Square Root of 151

The square root is the inverse of the square of the number. 151 is not a perfect square. The square root of 151 is expressed in both radical and exponential form. In the radical form, it is expressed as √151, whereas 151^(1/2) in the exponential form. √151 ≈ 12.28821, which is an irrational number because it cannot be expressed in the form of p/q, where p and q are integers and q ≠ 0.

The prime factorization method is used for perfect square numbers. However, the prime factorization method is not used for non-perfect square numbers where the long division method and approximation method are used. Let us now learn the following methods: 

• Prime factorization method 
  
   
• Long division method
  
   
• Approximation method

The product of prime factors is the prime factorization of a number. Now let us look at how 151 is broken down into its prime factors:

Step 1: Finding the prime factors of 151 151 is a prime number, so it cannot be broken down further into other factors.

Since 151 is not a perfect square, calculating 151 using the prime factorization method is not applicable.

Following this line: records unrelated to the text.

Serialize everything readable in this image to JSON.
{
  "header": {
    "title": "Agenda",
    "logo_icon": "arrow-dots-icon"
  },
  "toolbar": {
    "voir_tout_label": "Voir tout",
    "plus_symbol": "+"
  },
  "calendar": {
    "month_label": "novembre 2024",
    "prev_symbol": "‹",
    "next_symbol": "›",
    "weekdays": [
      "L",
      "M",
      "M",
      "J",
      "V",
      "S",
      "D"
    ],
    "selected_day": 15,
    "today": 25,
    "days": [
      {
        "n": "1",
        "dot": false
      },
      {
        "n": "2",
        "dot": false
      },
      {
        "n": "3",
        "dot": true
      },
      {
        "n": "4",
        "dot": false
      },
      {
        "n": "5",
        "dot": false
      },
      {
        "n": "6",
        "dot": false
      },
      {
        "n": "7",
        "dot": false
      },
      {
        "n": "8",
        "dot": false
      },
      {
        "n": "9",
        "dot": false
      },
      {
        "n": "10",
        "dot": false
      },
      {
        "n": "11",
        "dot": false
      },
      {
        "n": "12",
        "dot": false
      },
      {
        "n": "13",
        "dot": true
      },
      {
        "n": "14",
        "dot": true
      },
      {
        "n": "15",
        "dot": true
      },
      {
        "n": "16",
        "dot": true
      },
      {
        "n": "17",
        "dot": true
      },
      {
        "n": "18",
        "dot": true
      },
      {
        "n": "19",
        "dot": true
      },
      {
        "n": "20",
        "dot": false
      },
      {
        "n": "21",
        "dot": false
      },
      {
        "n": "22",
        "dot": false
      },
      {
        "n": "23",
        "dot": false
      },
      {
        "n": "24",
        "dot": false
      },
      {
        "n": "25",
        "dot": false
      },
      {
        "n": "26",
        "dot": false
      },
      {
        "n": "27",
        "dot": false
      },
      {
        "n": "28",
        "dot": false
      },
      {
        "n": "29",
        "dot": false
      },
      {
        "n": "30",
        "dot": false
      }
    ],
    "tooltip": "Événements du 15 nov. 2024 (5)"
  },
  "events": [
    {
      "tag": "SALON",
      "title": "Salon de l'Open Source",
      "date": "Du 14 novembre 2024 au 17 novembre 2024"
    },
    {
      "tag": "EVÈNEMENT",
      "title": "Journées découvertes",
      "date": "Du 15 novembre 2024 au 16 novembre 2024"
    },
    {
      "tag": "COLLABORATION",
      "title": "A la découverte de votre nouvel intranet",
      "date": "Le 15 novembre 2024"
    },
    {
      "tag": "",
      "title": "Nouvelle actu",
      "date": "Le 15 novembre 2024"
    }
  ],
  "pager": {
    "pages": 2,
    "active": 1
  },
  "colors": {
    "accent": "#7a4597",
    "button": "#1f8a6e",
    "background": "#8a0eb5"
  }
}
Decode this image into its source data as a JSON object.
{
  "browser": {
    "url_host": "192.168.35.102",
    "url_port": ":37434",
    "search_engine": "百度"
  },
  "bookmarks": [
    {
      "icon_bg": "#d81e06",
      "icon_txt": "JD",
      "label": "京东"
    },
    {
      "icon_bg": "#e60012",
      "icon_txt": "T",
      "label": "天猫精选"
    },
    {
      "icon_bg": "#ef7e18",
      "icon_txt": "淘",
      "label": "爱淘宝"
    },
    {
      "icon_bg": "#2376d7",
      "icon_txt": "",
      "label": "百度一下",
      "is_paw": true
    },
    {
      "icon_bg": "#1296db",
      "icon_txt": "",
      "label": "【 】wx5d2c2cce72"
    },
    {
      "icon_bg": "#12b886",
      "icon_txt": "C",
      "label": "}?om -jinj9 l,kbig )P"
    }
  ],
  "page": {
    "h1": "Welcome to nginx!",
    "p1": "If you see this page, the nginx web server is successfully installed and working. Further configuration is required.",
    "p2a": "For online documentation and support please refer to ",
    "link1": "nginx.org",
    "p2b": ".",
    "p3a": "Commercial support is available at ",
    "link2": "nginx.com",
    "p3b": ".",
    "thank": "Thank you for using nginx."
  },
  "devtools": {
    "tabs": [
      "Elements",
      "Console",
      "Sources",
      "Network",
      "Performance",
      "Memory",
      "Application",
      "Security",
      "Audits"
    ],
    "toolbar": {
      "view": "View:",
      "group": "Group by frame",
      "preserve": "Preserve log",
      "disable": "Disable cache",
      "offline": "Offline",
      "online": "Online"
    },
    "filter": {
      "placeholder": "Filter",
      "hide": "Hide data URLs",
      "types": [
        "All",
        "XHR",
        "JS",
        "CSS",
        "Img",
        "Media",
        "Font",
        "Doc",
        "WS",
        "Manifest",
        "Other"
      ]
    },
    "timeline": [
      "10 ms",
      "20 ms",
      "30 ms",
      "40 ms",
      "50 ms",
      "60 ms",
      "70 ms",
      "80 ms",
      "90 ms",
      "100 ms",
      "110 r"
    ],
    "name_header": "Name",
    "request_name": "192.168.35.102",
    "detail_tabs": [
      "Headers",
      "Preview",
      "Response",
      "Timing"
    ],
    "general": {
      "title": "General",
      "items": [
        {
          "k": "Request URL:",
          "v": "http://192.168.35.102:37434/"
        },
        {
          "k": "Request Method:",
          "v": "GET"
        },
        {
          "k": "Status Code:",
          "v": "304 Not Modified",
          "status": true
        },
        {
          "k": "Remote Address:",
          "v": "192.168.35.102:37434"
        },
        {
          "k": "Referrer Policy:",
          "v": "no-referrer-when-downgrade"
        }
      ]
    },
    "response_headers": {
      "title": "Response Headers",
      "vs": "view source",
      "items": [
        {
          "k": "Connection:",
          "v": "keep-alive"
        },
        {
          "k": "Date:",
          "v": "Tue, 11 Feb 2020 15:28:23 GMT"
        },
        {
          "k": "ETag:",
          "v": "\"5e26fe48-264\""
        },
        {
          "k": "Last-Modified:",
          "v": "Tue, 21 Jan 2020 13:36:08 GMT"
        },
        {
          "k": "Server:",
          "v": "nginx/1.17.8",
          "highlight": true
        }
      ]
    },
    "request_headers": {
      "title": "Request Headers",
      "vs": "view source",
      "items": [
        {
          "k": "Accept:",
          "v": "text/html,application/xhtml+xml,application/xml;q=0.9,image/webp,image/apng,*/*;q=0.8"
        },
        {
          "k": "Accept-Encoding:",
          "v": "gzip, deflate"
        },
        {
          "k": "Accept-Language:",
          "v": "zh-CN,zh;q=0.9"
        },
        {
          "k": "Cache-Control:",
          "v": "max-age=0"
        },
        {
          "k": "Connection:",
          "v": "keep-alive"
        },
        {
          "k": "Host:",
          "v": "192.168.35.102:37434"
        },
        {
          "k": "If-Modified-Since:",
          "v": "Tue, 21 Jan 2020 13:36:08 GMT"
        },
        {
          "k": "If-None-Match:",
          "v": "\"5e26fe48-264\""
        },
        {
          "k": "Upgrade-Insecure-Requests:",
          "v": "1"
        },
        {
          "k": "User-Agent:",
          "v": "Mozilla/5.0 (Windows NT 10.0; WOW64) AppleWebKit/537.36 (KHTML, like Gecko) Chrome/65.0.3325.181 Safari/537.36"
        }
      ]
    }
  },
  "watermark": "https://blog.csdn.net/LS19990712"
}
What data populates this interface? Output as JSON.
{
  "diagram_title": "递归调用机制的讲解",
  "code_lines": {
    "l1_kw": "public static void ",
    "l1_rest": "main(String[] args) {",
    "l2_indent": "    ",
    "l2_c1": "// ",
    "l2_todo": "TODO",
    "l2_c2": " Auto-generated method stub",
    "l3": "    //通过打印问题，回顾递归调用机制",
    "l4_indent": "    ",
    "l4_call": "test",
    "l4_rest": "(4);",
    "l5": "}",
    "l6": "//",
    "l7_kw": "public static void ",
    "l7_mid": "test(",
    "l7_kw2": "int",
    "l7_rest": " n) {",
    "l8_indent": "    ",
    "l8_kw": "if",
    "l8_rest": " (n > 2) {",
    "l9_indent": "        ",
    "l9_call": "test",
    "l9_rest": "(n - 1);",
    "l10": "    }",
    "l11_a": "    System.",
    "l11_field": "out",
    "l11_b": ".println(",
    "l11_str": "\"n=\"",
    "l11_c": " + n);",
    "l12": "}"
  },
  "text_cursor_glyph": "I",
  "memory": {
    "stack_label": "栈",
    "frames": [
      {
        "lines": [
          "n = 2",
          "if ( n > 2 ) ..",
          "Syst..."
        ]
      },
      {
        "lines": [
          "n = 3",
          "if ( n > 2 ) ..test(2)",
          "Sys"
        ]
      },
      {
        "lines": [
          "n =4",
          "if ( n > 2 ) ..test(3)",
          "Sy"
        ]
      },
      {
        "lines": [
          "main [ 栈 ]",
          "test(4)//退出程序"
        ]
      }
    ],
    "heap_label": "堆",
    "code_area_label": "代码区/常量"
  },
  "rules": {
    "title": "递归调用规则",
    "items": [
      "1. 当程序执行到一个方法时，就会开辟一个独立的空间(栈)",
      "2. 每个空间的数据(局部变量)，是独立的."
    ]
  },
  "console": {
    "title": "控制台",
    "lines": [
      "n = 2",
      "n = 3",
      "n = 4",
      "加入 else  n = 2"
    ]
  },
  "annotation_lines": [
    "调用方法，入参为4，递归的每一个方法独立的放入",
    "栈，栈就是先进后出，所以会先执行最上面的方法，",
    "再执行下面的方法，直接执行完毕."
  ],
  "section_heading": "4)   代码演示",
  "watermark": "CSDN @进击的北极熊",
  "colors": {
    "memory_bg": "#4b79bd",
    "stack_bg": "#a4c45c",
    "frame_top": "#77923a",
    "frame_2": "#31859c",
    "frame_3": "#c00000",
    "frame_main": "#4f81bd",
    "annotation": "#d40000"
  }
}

The long division method is particularly used for non-perfect square numbers. In this method, we should check the closest perfect square number for the given number. Let us now learn how to find the square root using the long division method, step by step.

Step 1: To begin with, we need to group the numbers from right to left. In the case of 151, we need to group it as 51 and 1.

Step 2: Now we need to find a number whose square is less than or equal to 1. We can say this number is '1' because 1 × 1 is 1. The quotient is 1, and after subtracting 1 from 1, the remainder is 0.

Step 3: Now let us bring down 51, which is the new dividend. Add the old divisor with the same number: 1 + 1, which gives us 2, the new divisor.

Step 4: We get 2n as the new divisor. We need to find a value of n such that 2n × n is less than or equal to 51. Let us consider n as 2, so 22 × 2 = 44.

Step 5: Subtract 44 from 51; the difference is 7, and the quotient is 12.

Step 6: Since the dividend is less than the divisor, we need to add a decimal point. Adding the decimal point allows us to add two zeroes to the dividend. Now the new dividend is 700.

Step 7: Now we need to find the new divisor. Let us consider 24 as the divisor. If 24 and n = 2, we get 24 × 2 = 48, which is less than 700.

Step 8: Continue doing these steps until we get two numbers after the decimal point.

So the square root of √151 ≈ 12.29.

The approximation method is another way to find square roots. It is an easy method to find the square root of a given number. Now let us learn how to find the square root of 151 using the approximation method.

Step 1: Now we have to find the closest perfect squares around √151. The smallest perfect square less than 151 is 144, and the largest perfect square greater is 169. √151 falls somewhere between 12 and 13.

Step 2: Now we need to apply the formula: (Given number - smallest perfect square) / (Greater perfect square - smallest perfect square). Using the formula (151 - 144) / (169 - 144) ≈ 0.28. Adding the integer part, the square root of 151 ≈ 12 + 0.28 = 12.28.

• Square root: A square root is the inverse of a square. Example: 4² = 16, and the inverse of the square is the square root, that is, √16 = 4.
   
• Irrational number: An irrational number is a number that cannot be written in the form of p/q, where q is not equal to zero and p and q are integers.
   
• Prime number: A prime number is a natural number greater than 1 that has no positive divisors other than 1 and itself.
   
• Long division method: A method used to find the square root (or other roots) of a number, especially useful for non-perfect squares.
   
• Decimal: If a number has a whole number and a fraction in a single number, it is called a decimal. For example, 7.86, 8.65, and 9.42 are decimals.